I’ve also written about elevator=noop as part of my series on Linux performance tuning.
The Linux kernel has various ways of optimizing disk I/O. One method it uses to help speed I/O reorders requests to the disk so that when the head moves across the disk it can service those requests in an orderly, sequential manner, rather than going back and forth a lot. This is known as an “elevator,” since it’s basically what an elevator does, too. An elevator doesn’t drop people off at floor 11, then 2, then 5, then 3. Instead, it drops people off in order: 2, 3, 5, 11. Same with I/O to disks.
This approach is great, but the fatal flaw is that it assumes a single, physical disk, attached to a single physical SCSI controller in a single physical host. How does the elevator algorithm know what to do when the disk is actually a RAID array? Does it? Or, what if that one Linux kernel isn’t the only kernel running on a physical host? Does the elevator mechanism still help in virtual environments?
No, no it doesn’t. Hypervisors have elevators, too. So do disk arrays. Remember that in virtual environments the hypervisor can’t tell what is happening inside the VM[0]. It’s a black box, and all it sees is the stream of I/O requests that eventually get passed to the hypervisor. It doesn’t know if they got reordered, how they got reordered, or why. It doesn’t know how long the request has been outstanding. As a result it probably won’t make the best decision about handling those requests, adding latency and extra work for the array. Worst case, all that I/O ends up looking very random to the disk array.
Random I/O is very hard to deal with, because caching algorithms can’t predict what a host might want for data if it’s random. Arrays have limited cache memory, so they want to use it to help hosts that can benefit from it. With enough random I/O and enough cache misses the array might decide it can’t help you, and completely stop caching your I/O (reads, at least). Obviously, ineffective or disabled caching isn’t good for performance, and as a result all the VMs on your host suffer.
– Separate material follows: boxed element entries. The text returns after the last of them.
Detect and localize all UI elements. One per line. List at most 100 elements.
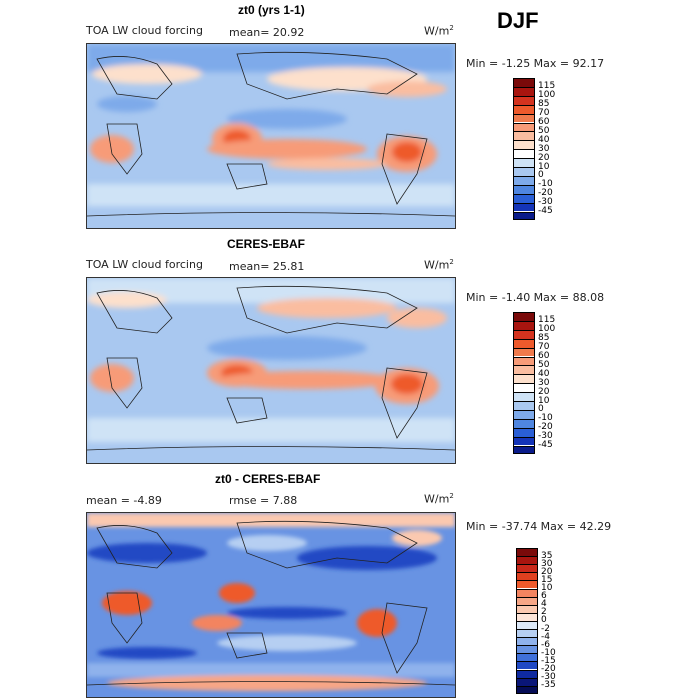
panel-1-colorbar-tick: 10 (538, 161, 550, 172)
panel-2-colorbar-cell (513, 427, 535, 437)
panel-3-colorbar-tick: 4 (541, 599, 547, 610)
panel-3-colorbar-cell (516, 548, 538, 557)
panel-1-colorbar-cell (513, 78, 535, 87)
panel-3-colorbar-tick: 6 (541, 591, 547, 602)
panel-2-colorbar-cell (513, 365, 535, 375)
panel-3-colorbar-cell (516, 612, 538, 621)
panel-1-colorbar-cell (513, 175, 535, 185)
panel-1-title: zt0 (yrs 1-1) (238, 3, 305, 17)
panel-2-map (86, 277, 456, 464)
panel-1-colorbar-tick: 115 (538, 81, 556, 92)
panel-1-colorbar-tick: 0 (538, 170, 544, 181)
panel-1-colorbar-cell (513, 86, 535, 96)
panel-2-colorbar-cell (513, 356, 535, 366)
panel-3-colorbar-tick: -2 (541, 623, 550, 634)
panel-3-units: W/m2 (424, 492, 454, 506)
panel-1-colorbar-cell (513, 140, 535, 150)
panel-3-colorbar-cell (516, 661, 538, 670)
panel-2-colorbar-tick: 10 (538, 395, 550, 406)
panel-1-colorbar-cell (513, 184, 535, 194)
panel-1-minmax: Min = -1.25 Max = 92.17 (466, 57, 605, 70)
panel-2-colorbar-cell (513, 445, 535, 455)
panel-1-colorbar-tick: -20 (538, 188, 553, 199)
panel-3-colorbar-tick: 20 (541, 566, 553, 577)
panel-3-colorbar-cell (516, 588, 538, 597)
panel-2-colorbar-cell (513, 374, 535, 384)
panel-1-colorbar-cell (513, 202, 535, 212)
panel-3-colorbar-tick: 15 (541, 574, 553, 585)
panel-3-title: zt0 - CERES-EBAF (215, 472, 321, 486)
panel-3-left-label: mean = -4.89 (86, 494, 162, 507)
panel-2-map-svg (87, 278, 455, 463)
panel-3-colorbar-tick: -35 (541, 680, 556, 691)
panel-1-colorbar-tick: 70 (538, 108, 550, 119)
panel-2-minmax: Min = -1.40 Max = 88.08 (466, 291, 605, 304)
panel-3-colorbar-cell (516, 629, 538, 638)
panel-2-mean-label: mean= 25.81 (229, 260, 305, 273)
panel-3-colorbar-tick: -20 (541, 664, 556, 674)
panel-1-colorbar-cell (513, 104, 535, 114)
panel-2-colorbar-tick: 30 (538, 377, 550, 388)
panel-3-colorbar-tick: -15 (541, 655, 556, 666)
panel-2-colorbar-cell (513, 338, 535, 348)
panel-3-colorbar-cell (516, 685, 538, 694)
panel-2-left-label: TOA LW cloud forcing (86, 258, 203, 271)
panel-2-colorbar-cell (513, 392, 535, 401)
panel-1-colorbar-tick: 60 (538, 117, 550, 127)
panel-3-map-svg (87, 513, 455, 697)
panel-1-colorbar-tick: -10 (538, 179, 553, 190)
panel-3-colorbar-cell (516, 653, 538, 662)
panel-1-colorbar-cell (513, 211, 535, 221)
panel-2-colorbar-cell (513, 347, 535, 357)
panel-1-colorbar-cell (513, 113, 535, 123)
panel-1-colorbar-tick: 50 (538, 125, 550, 136)
panel-1-colorbar-cell (513, 122, 535, 132)
panel-1-map-svg (87, 44, 455, 228)
panel-3-colorbar-cell (516, 620, 538, 629)
panel-1-units: W/m2 (424, 24, 454, 38)
panel-2-title: CERES-EBAF (227, 237, 306, 251)
panel-2-colorbar-tick: 70 (538, 342, 550, 353)
panel-1-mean-label: mean= 20.92 (229, 26, 305, 39)
panel-2-colorbar-tick: 100 (538, 324, 556, 335)
panel-1-colorbar-cell (513, 193, 535, 203)
panel-1-colorbar-tick: -30 (538, 197, 553, 208)
panel-2-units: W/m2 (424, 258, 454, 272)
panel-1-colorbar-tick: 100 (538, 90, 556, 101)
panel-3-colorbar-tick: 30 (541, 558, 553, 569)
panel-3-colorbar-cell (516, 677, 538, 686)
panel-1-colorbar-tick: 85 (538, 99, 550, 110)
panel-2-colorbar-cell (513, 312, 535, 321)
panel-1-colorbar-cell (513, 131, 535, 141)
panel-3-minmax: Min = -37.74 Max = 42.29 (466, 520, 612, 533)
panel-2-colorbar-tick: 40 (538, 368, 550, 379)
panel-3-colorbar-cell (516, 645, 538, 654)
panel-3-colorbar-tick: -10 (541, 647, 556, 658)
season-label: DJF (497, 8, 539, 33)
panel-1-colorbar-cell (513, 167, 535, 176)
panel-3-colorbar-cell (516, 669, 538, 678)
panel-1-colorbar-cell (513, 95, 535, 105)
panel-1-colorbar-tick: 40 (538, 134, 550, 145)
panel-3-colorbar-frame (516, 548, 538, 694)
panel-2-colorbar-tick: 20 (538, 386, 550, 397)
panel-1-colorbar-cell (513, 149, 535, 159)
panel-3-colorbar-tick: -4 (541, 631, 550, 642)
panel-3-colorbar-cell (516, 564, 538, 573)
panel-2-colorbar-cell (513, 383, 535, 393)
panel-2-colorbar-cell (513, 418, 535, 428)
panel-1-colorbar-cell (513, 158, 535, 167)
panel-3-colorbar-cell (516, 580, 538, 589)
panel-3-colorbar-tick: 2 (541, 607, 547, 618)
panel-3-colorbar-tick: 10 (541, 583, 553, 593)
panel-2-colorbar-cell (513, 320, 535, 330)
panel-2-colorbar-tick: -30 (538, 431, 553, 442)
panel-1-map (86, 43, 456, 229)
panel-2-colorbar-frame (513, 312, 535, 455)
panel-3-colorbar-cell (516, 637, 538, 646)
panel-3-colorbar-cell (516, 572, 538, 581)
panel-2-colorbar-cell (513, 409, 535, 419)
panel-2-colorbar-tick: 85 (538, 333, 550, 344)
panel-2-colorbar-cell (513, 401, 535, 410)
panel-3-colorbar-cell (516, 604, 538, 613)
The Linux kernel has four different elevators, each with different properties. One of them, noop, is essentially a first-in first-out (FIFO) queue with no extra logic. And for virtual machines this is exactly what is needed. Each virtual machine can stop worrying about the disk, instead passing I/O requests along to the hypervisor to make a better decision about overall performance.
So how do you change the elevator in your Linux VM? Simply add “elevator=noop” to the kernel parameters in your boot loader’s configuration (/etc/grub.conf, for example), and restart. Easy.
——————-
[0] Environments that do full virtualization have the “black box” problem. Environments that do paravirtualization can “see” into the VM and are able to tell what is going on. That leads to better performance, but also has other problems (security, compatibility, etc.). Regardless, paravirtualization is where we’re all headed.
I’m sure you’re aware, but you can also:
a) Change it on the fly with `echo noop > /sys/block/${DEVICE}/queue/scheduler`.
b) Set the default in your kernel config for all VM kernels you roll, with `CONFIG_DEFAULT_IOSCHED=”anticipatory”`.
Incidentally I’ve seen Xen VMs change to noop on their own accord – I believe in conjunction with XFS’s write barrier tests.
Yeah, good point. I knew that but didn’t think to add it (was late at night when I wrote this). 🙂
Drivers can set their own elevator policies, too, which might be what Xen is doing. The Dell PERC RAID controller drivers appear to set it, too, which makes sense.
Other thing I wanted to mention: if you’re changing a lot of kernel options check out /sbin/grubby, which lets you automate it.
Another use case for ‘elevator=noop’ is obviously an SSD (flash disk) in the machine.